In the late 1960s, riding the crest of the counterculture movement, Cea’s family left a comfortable existence in California to live off the land in northern Alberta. But unlike most commune dwellers of the time, the Persons weren’t trying to build a new society—they wanted to escape civilization altogether. Led by Cea’s grandfather Dick, they lived in a canvas Teepee, grew pot, and hunted and gathered to survive.
Living out her grandparents’ dream with her teenage mother, Michelle, young Cea knew little of the world beyond her forest. She spent her summers playing nude in the meadow and her winters snowshoeing behind the grandfather she idolized. Despite fierce storms, food shortages and the occasional drug-and-sex-infused party for visitors, it was a happy existence. For Michelle, however, there was one crucial element missing: a man. When Cea was five, Michelle took her on the road with a new boyfriend. As the trio set upon a series of ill-fated adventures, Cea began to question both her highly unusual world and the hedonistic woman at the centre of it—questions that eventually evolved into an all-consuming search for a more normal life. Finally, in her early teens, Cea realized she would have to make a choice as drastic as the one her grandparents once had made in order to get the life she craved.
From nature child to international model by the age of thirteen, Cea’s astonishing saga is one of long-held family secrets and extreme family dysfunction, all in an incredibly unusual setting. It is also the story of one girl’s deep-seated desire for normality—a desire that enabled her to risk everything, overcome adversity and achieve her dreams.
Just over a year ago, my husband and I moved down to the Kootenay’s. I had a friend suggest the North of Normal memoir written by Cea Sunrise Person as they thought it was a compelling, yet shocking read + somewhat fitting as lots of the childhood stories she referenced were from small Kootenay towns were I was looking to move.
Little did I know, I was about to jump into a book that would become a page turner.

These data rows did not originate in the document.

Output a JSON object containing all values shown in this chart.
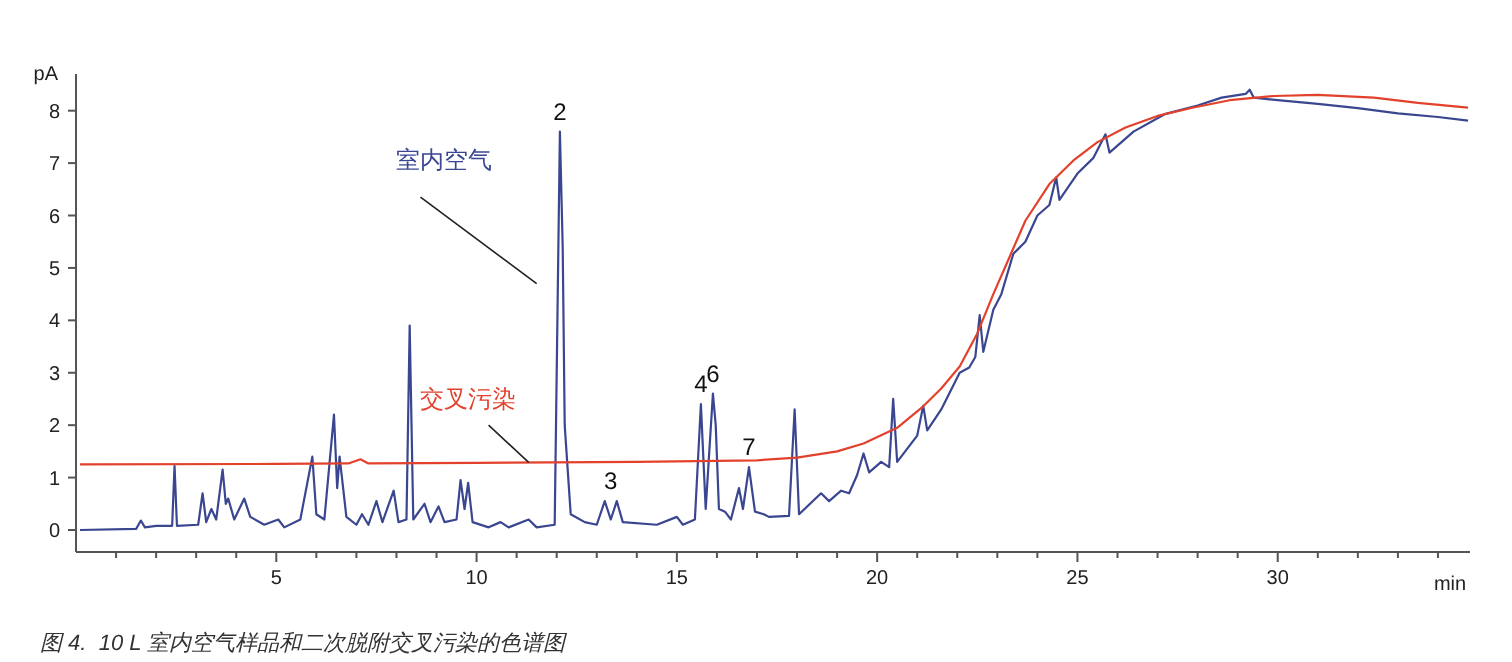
{
  "chart_data": {
    "type": "line",
    "xlabel": "min",
    "ylabel": "pA",
    "xlim": [
      0,
      34.8
    ],
    "ylim": [
      -0.42,
      8.7
    ],
    "xticks": [
      {
        "value": 1,
        "label": null
      },
      {
        "value": 2,
        "label": null
      },
      {
        "value": 3,
        "label": null
      },
      {
        "value": 4,
        "label": null
      },
      5,
      {
        "value": 6,
        "label": null
      },
      {
        "value": 7,
        "label": null
      },
      {
        "value": 8,
        "label": null
      },
      {
        "value": 9,
        "label": null
      },
      10,
      {
        "value": 11,
        "label": null
      },
      {
        "value": 12,
        "label": null
      },
      {
        "value": 13,
        "label": null
      },
      {
        "value": 14,
        "label": null
      },
      15,
      {
        "value": 16,
        "label": null
      },
      {
        "value": 17,
        "label": null
      },
      {
        "value": 18,
        "label": null
      },
      {
        "value": 19,
        "label": null
      },
      20,
      {
        "value": 21,
        "label": null
      },
      {
        "value": 22,
        "label": null
      },
      {
        "value": 23,
        "label": null
      },
      {
        "value": 24,
        "label": null
      },
      25,
      {
        "value": 26,
        "label": null
      },
      {
        "value": 27,
        "label": null
      },
      {
        "value": 28,
        "label": null
      },
      {
        "value": 29,
        "label": null
      },
      30,
      {
        "value": 31,
        "label": null
      },
      {
        "value": 32,
        "label": null
      },
      {
        "value": 33,
        "label": null
      },
      {
        "value": 34,
        "label": null
      }
    ],
    "yticks": [
      0,
      1,
      2,
      3,
      4,
      5,
      6,
      7,
      8
    ],
    "grid": false,
    "marker": "none",
    "line_style": "solid",
    "series": [
      {
        "name": "室内空气",
        "color": "#3a4690",
        "x": [
          0.1,
          1.5,
          1.62,
          1.72,
          2.0,
          2.4,
          2.46,
          2.52,
          3.05,
          3.16,
          3.25,
          3.38,
          3.5,
          3.66,
          3.74,
          3.8,
          3.95,
          4.2,
          4.35,
          4.7,
          5.05,
          5.2,
          5.6,
          5.9,
          6.0,
          6.2,
          6.44,
          6.52,
          6.58,
          6.75,
          7.0,
          7.14,
          7.3,
          7.5,
          7.65,
          7.93,
          8.05,
          8.25,
          8.33,
          8.42,
          8.7,
          8.85,
          9.05,
          9.2,
          9.5,
          9.6,
          9.7,
          9.79,
          9.9,
          10.3,
          10.6,
          10.8,
          11.3,
          11.5,
          11.95,
          12.08,
          12.15,
          12.2,
          12.35,
          12.7,
          13.0,
          13.2,
          13.35,
          13.5,
          13.65,
          14.5,
          15.0,
          15.15,
          15.45,
          15.6,
          15.72,
          15.9,
          15.97,
          16.05,
          16.2,
          16.35,
          16.55,
          16.65,
          16.8,
          16.95,
          17.17,
          17.3,
          17.8,
          17.94,
          18.05,
          18.6,
          18.8,
          19.1,
          19.3,
          19.5,
          19.66,
          19.8,
          20.1,
          20.3,
          20.4,
          20.5,
          20.8,
          21.0,
          21.15,
          21.25,
          21.6,
          22.06,
          22.3,
          22.45,
          22.56,
          22.65,
          22.9,
          23.1,
          23.4,
          23.7,
          24.0,
          24.3,
          24.47,
          24.55,
          25.0,
          25.4,
          25.7,
          25.8,
          26.4,
          27.2,
          28.0,
          28.6,
          29.2,
          29.3,
          29.4,
          30.0,
          31.0,
          32.0,
          33.0,
          34.0,
          34.75
        ],
        "values": [
          0,
          0.02,
          0.18,
          0.05,
          0.08,
          0.08,
          1.22,
          0.08,
          0.1,
          0.7,
          0.15,
          0.4,
          0.2,
          1.15,
          0.5,
          0.6,
          0.2,
          0.6,
          0.25,
          0.1,
          0.2,
          0.05,
          0.2,
          1.4,
          0.3,
          0.2,
          2.2,
          0.8,
          1.4,
          0.25,
          0.1,
          0.3,
          0.1,
          0.55,
          0.15,
          0.75,
          0.15,
          0.2,
          3.9,
          0.2,
          0.5,
          0.15,
          0.45,
          0.15,
          0.2,
          0.95,
          0.4,
          0.9,
          0.15,
          0.05,
          0.15,
          0.05,
          0.2,
          0.05,
          0.1,
          7.6,
          5.4,
          2.0,
          0.3,
          0.15,
          0.1,
          0.55,
          0.2,
          0.55,
          0.15,
          0.1,
          0.25,
          0.1,
          0.2,
          2.4,
          0.4,
          2.6,
          2.0,
          0.4,
          0.35,
          0.2,
          0.8,
          0.4,
          1.2,
          0.35,
          0.3,
          0.25,
          0.27,
          2.3,
          0.3,
          0.7,
          0.55,
          0.75,
          0.7,
          1.05,
          1.46,
          1.1,
          1.3,
          1.2,
          2.5,
          1.3,
          1.6,
          1.8,
          2.37,
          1.9,
          2.3,
          3.0,
          3.1,
          3.3,
          4.1,
          3.4,
          4.2,
          4.5,
          5.27,
          5.5,
          6.0,
          6.2,
          6.73,
          6.3,
          6.8,
          7.1,
          7.55,
          7.2,
          7.6,
          7.94,
          8.1,
          8.25,
          8.32,
          8.4,
          8.25,
          8.2,
          8.13,
          8.05,
          7.95,
          7.88,
          7.81
        ]
      },
      {
        "name": "交叉污染",
        "color": "#e2412c",
        "x": [
          0.1,
          5,
          6.8,
          7.1,
          7.3,
          10,
          14,
          17,
          18,
          19,
          19.66,
          20.5,
          21.15,
          21.6,
          22.06,
          22.5,
          22.9,
          23.3,
          23.7,
          24.3,
          24.9,
          25.5,
          26.2,
          27.0,
          27.9,
          28.8,
          29.9,
          31,
          32.4,
          33.5,
          34.75
        ],
        "values": [
          1.25,
          1.26,
          1.27,
          1.35,
          1.27,
          1.28,
          1.3,
          1.33,
          1.38,
          1.5,
          1.65,
          1.95,
          2.36,
          2.7,
          3.12,
          3.75,
          4.5,
          5.2,
          5.9,
          6.6,
          7.05,
          7.4,
          7.68,
          7.9,
          8.06,
          8.2,
          8.28,
          8.3,
          8.25,
          8.15,
          8.06
        ]
      }
    ],
    "annotations": [
      {
        "text": "2",
        "x": 12.08,
        "y": 7.6
      },
      {
        "text": "3",
        "x": 13.35,
        "y": 0.55
      },
      {
        "text": "4",
        "x": 15.6,
        "y": 2.4
      },
      {
        "text": "6",
        "x": 15.9,
        "y": 2.6
      },
      {
        "text": "7",
        "x": 16.8,
        "y": 1.2
      },
      "图 4.  10 L 室内空气样品和二次脱附交叉污染的色谱图"
    ]
  }
}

I was intrigued (and stunned most of the time), how a child born to hippie parents in the 60s would transpire. The stories that Cea shares pulls at all of your emotions.
You can go from disbelief, to pain, to laughter all within a few pages. The book shares the exposure of unique family dynamics, unconventional living situations, and welcoming forgiveness through it all.
What I liked the most is you get to follow along with Cea – at times, you can try and put yourself in her shoes which really heightens the experience during your read. It is wonderful to see that she is thriving now and that she is now living the normal life that she has longed for.
This is a story of survival and letting go + definitely worth a read!